FIL INFO – L’application Emoface développée par des chercheurs grenoblois du Gipsa-Lab et de l’Inria permet aux enfants autistes d’apprendre à décoder et exprimer des émotions complexes. Testée avec succès par plusieurs associations et structures médico-sociales, elle a été présentée le 15 mai dernier au Forum 5i à Grenoble.
En France, un enfant sur cent-cinquante naît actuellement avec un trouble du spectre autistique (TSA)*. Un handicap qui permet seulement d’apprendre relativement facilement à percevoir, reconnaître et exprimer les six émotions de base : la joie, la colère, la peur, la tristesse, la surprise et le dégoût. « Mais on estime qu’il y a 412 formes d’émotions sociales », souligne Gérard Bailly, directeur de recherche au Laboratoire Grenoble images parole signal automatique (Gipsa-Lab)**. Comment les percevoir ? Comment les exprimer ?
Pour aider les jeunes autistes, des chercheurs du Gipsa-Lab et de l’Institut national de recherche dédié aux sciences du numérique (Inria) ont développé l’application pour tablette tactile nommée Emoface. Testée avec succès par plusieurs associations et structures médico-sociales, ce logiciel permet aux enfants autistes d’apprendre à décoder et à exprimer des émotions dites complexes.
Après sa maturation au Gipsa-Lab, le projet Emoface incube à présent au sein de la société grenobloise d’accélération du transfert de technologies (Satt) Linksium. Présentée le 15 mai dernier au Forum 5i à Grenoble, aux côtés d’autres projets de recherche régionaux, l’application sera commercialisée en 2020.
Des avatars pour minimiser le jugement social, inhérent aux coachs humains
Avec Emoface, l’utilisateur réalise des activités ludiques au moyen d’avatars 3D capables de reproduire des émotions complexes. Telles que la tendresse, la séduction, l’ironie ou encore la gêne. « L’un des avantages de ces avatars est de minimiser le jugement social, inhérent aux coachs humains », explique Gérard Bailly. Avec son équipe, ce dernier travaille aussi sur cette problématique au moyen de robots humanoïdes.
L’animation de l’avatar repose sur « une technologie innovante de génération d’animations émotionnelles » créée par Gipsa-lab. Dans les grandes lignes ? À partir de données enregistrées, un algorithme génère un éventail d’animations émotionnelles. « On utilise des réseaux neuronaux pour générer l’ensemble des paramètres d’animation d’un personnage 3D. » Lesquels ? « Les mouvements de la tête, expressions faciales, direction du regard, ton de la voix », précisent les scientifiques.
Emoface propose quatre activités ludiques
Mieux, les technologues sont parvenus à moduler l’expression émotionnelle. « Ce qui suppose de modifier la gestuelle et l’intonation de la voix en fonction d’une situation », expliquent les chercheurs. En l’occurrence, de prendre conscience de ce qui se passe : « Suis-je seule concerné.e ? Le contexte de l’interaction est-il intime ou public ? Est-ce sarcastique ? », citent-ils à titre d’exemple.
En pratique, l’application Emoface propose quatre activités ludiques différentes : apprendre les expressions en contrôlant le visage de l’avatar, reconnaître les émotions en interagissant avec des avatars animés, produire des expressions faciales en contrôlant un avatar et simuler une situation de la vie réelle. Sans doute l’activité la plus compliquée.
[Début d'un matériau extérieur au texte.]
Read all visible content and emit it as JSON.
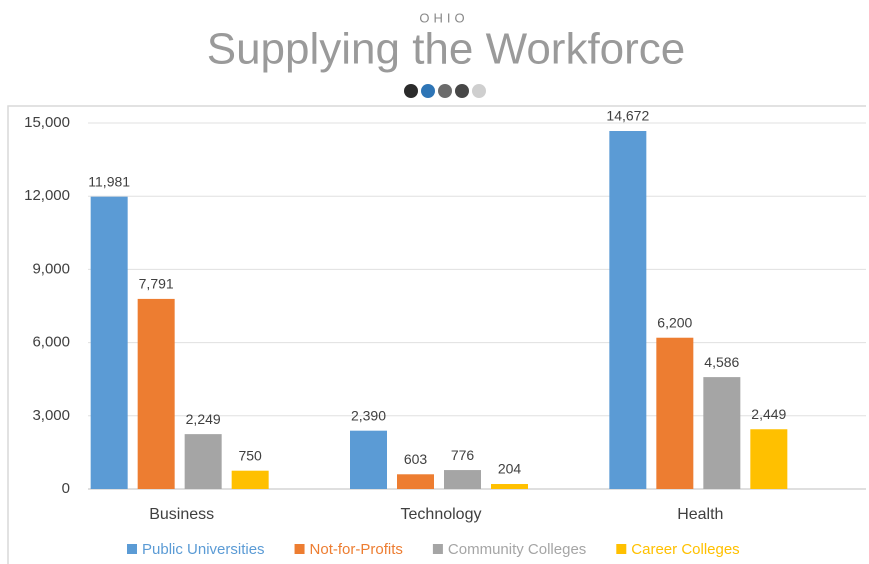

« Cette technologie pourrait à terme être aussi utilisée pour d’autres pathologies »
Pour éviter la monotonie et apprendre à décoder l’émotion dans différentes contextes, l’apparence de l’avatar (couleur des cheveux, yeux, visage) ainsi que le contexte (boulangerie, boucherie, etc.) changent. L’intelligence artificielle (IA) permet aussi de varier l’intensité de l’expression de l’avatar. Et ce, de manière progressive.
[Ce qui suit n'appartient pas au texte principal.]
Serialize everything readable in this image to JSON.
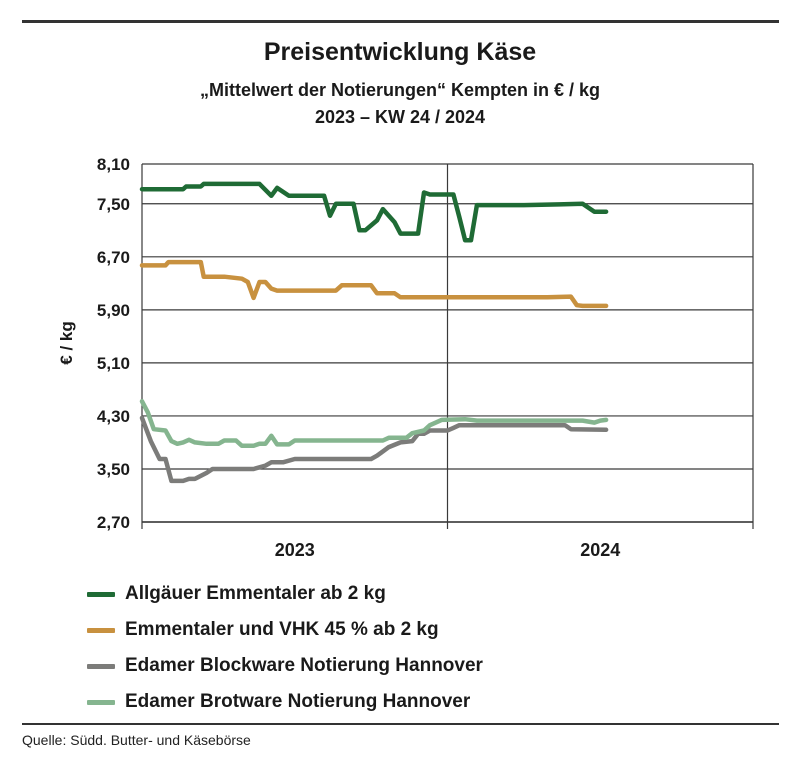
{
  "header": {
    "title": "Preisentwicklung Käse",
    "subtitle1": "„Mittelwert der Notierungen“ Kempten in € / kg",
    "subtitle2": "2023 – KW 24 / 2024"
  },
  "footer": {
    "source": "Quelle: Südd. Butter- und Käsebörse"
  },
  "chart_data": {
    "type": "line",
    "title": "Preisentwicklung Käse",
    "ylabel": "€ / kg",
    "xlabel": "",
    "ylim": [
      2.7,
      8.1
    ],
    "yticks": [
      2.7,
      3.5,
      4.3,
      5.1,
      5.9,
      6.7,
      7.5,
      8.1
    ],
    "ytick_labels": [
      "2,70",
      "3,50",
      "4,30",
      "5,10",
      "5,90",
      "6,70",
      "7,50",
      "8,10"
    ],
    "xlim": [
      1,
      105
    ],
    "x_unit": "KW 2023–2024",
    "x_categories": [
      {
        "label": "2023",
        "from": 1,
        "to": 53
      },
      {
        "label": "2024",
        "from": 53,
        "to": 105
      }
    ],
    "year_boundary": 53,
    "grid": true,
    "legend_position": "bottom",
    "series": [
      {
        "name": "Allgäuer Emmentaler ab 2 kg",
        "color": "#1f6b35",
        "points": [
          [
            1,
            7.72
          ],
          [
            8,
            7.72
          ],
          [
            8.5,
            7.76
          ],
          [
            11,
            7.76
          ],
          [
            11.5,
            7.8
          ],
          [
            21,
            7.8
          ],
          [
            23,
            7.62
          ],
          [
            24,
            7.74
          ],
          [
            26,
            7.62
          ],
          [
            32,
            7.62
          ],
          [
            33,
            7.32
          ],
          [
            34,
            7.5
          ],
          [
            37,
            7.5
          ],
          [
            38,
            7.1
          ],
          [
            39,
            7.1
          ],
          [
            41,
            7.25
          ],
          [
            42,
            7.42
          ],
          [
            44,
            7.22
          ],
          [
            45,
            7.05
          ],
          [
            48,
            7.05
          ],
          [
            49,
            7.67
          ],
          [
            50,
            7.64
          ],
          [
            54,
            7.64
          ],
          [
            55,
            7.3
          ],
          [
            56,
            6.95
          ],
          [
            57,
            6.95
          ],
          [
            58,
            7.48
          ],
          [
            66,
            7.48
          ],
          [
            72,
            7.49
          ],
          [
            76,
            7.5
          ],
          [
            78,
            7.38
          ],
          [
            80,
            7.38
          ]
        ]
      },
      {
        "name": "Emmentaler und VHK 45 % ab 2 kg",
        "color": "#c8913f",
        "points": [
          [
            1,
            6.57
          ],
          [
            5,
            6.57
          ],
          [
            5.5,
            6.62
          ],
          [
            11,
            6.62
          ],
          [
            11.5,
            6.4
          ],
          [
            15,
            6.4
          ],
          [
            18,
            6.37
          ],
          [
            19,
            6.32
          ],
          [
            20,
            6.08
          ],
          [
            21,
            6.32
          ],
          [
            22,
            6.32
          ],
          [
            23,
            6.22
          ],
          [
            24,
            6.19
          ],
          [
            34,
            6.19
          ],
          [
            35,
            6.27
          ],
          [
            40,
            6.27
          ],
          [
            41,
            6.15
          ],
          [
            44,
            6.15
          ],
          [
            45,
            6.09
          ],
          [
            70,
            6.09
          ],
          [
            74,
            6.1
          ],
          [
            75,
            5.97
          ],
          [
            76,
            5.96
          ],
          [
            80,
            5.96
          ]
        ]
      },
      {
        "name": "Edamer Blockware Notierung Hannover",
        "color": "#7c7c7a",
        "points": [
          [
            1,
            4.27
          ],
          [
            2.5,
            3.92
          ],
          [
            4,
            3.65
          ],
          [
            5,
            3.65
          ],
          [
            6,
            3.32
          ],
          [
            8,
            3.32
          ],
          [
            9,
            3.35
          ],
          [
            10,
            3.35
          ],
          [
            12,
            3.44
          ],
          [
            13,
            3.5
          ],
          [
            20,
            3.5
          ],
          [
            22,
            3.55
          ],
          [
            23,
            3.6
          ],
          [
            25,
            3.6
          ],
          [
            27,
            3.65
          ],
          [
            40,
            3.65
          ],
          [
            41,
            3.7
          ],
          [
            43,
            3.83
          ],
          [
            45,
            3.9
          ],
          [
            47,
            3.92
          ],
          [
            48,
            4.03
          ],
          [
            49,
            4.03
          ],
          [
            50,
            4.08
          ],
          [
            53,
            4.08
          ],
          [
            54,
            4.12
          ],
          [
            55,
            4.16
          ],
          [
            73,
            4.16
          ],
          [
            74,
            4.1
          ],
          [
            80,
            4.09
          ]
        ]
      },
      {
        "name": "Edamer Brotware Notierung Hannover",
        "color": "#85b58f",
        "points": [
          [
            1,
            4.52
          ],
          [
            2,
            4.35
          ],
          [
            3,
            4.1
          ],
          [
            5,
            4.08
          ],
          [
            6,
            3.92
          ],
          [
            7,
            3.88
          ],
          [
            8,
            3.9
          ],
          [
            9,
            3.94
          ],
          [
            10,
            3.9
          ],
          [
            12,
            3.88
          ],
          [
            14,
            3.88
          ],
          [
            15,
            3.93
          ],
          [
            17,
            3.93
          ],
          [
            18,
            3.85
          ],
          [
            20,
            3.85
          ],
          [
            21,
            3.88
          ],
          [
            22,
            3.88
          ],
          [
            23,
            4.0
          ],
          [
            24,
            3.87
          ],
          [
            26,
            3.87
          ],
          [
            27,
            3.93
          ],
          [
            42,
            3.93
          ],
          [
            43,
            3.97
          ],
          [
            46,
            3.97
          ],
          [
            47,
            4.04
          ],
          [
            49,
            4.08
          ],
          [
            50,
            4.16
          ],
          [
            51,
            4.2
          ],
          [
            52,
            4.24
          ],
          [
            56,
            4.25
          ],
          [
            58,
            4.23
          ],
          [
            76,
            4.23
          ],
          [
            78,
            4.2
          ],
          [
            79,
            4.23
          ],
          [
            80,
            4.24
          ]
        ]
      }
    ]
  }
}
« Cette technologie pourrait à terme être aussi utilisée pour d’autres pathologies présentant des déficits de cognition sociale : schizophrénie, syndrome de Parkinson, maladie d’Alzheimer », augurent les experts.
VM
* En France, près de 700 000 personnes sont atteintes de Troubles du spectre de l’autisme (TSA), selon l’institut national de la santé et de la recherche médicale (Inserm). Le principal dénominateur commun à ces troubles ? Des altérations dans la capacité à établir des interactions sociales et à communiquer. Que ce soit par le langage ou la communication non verbale.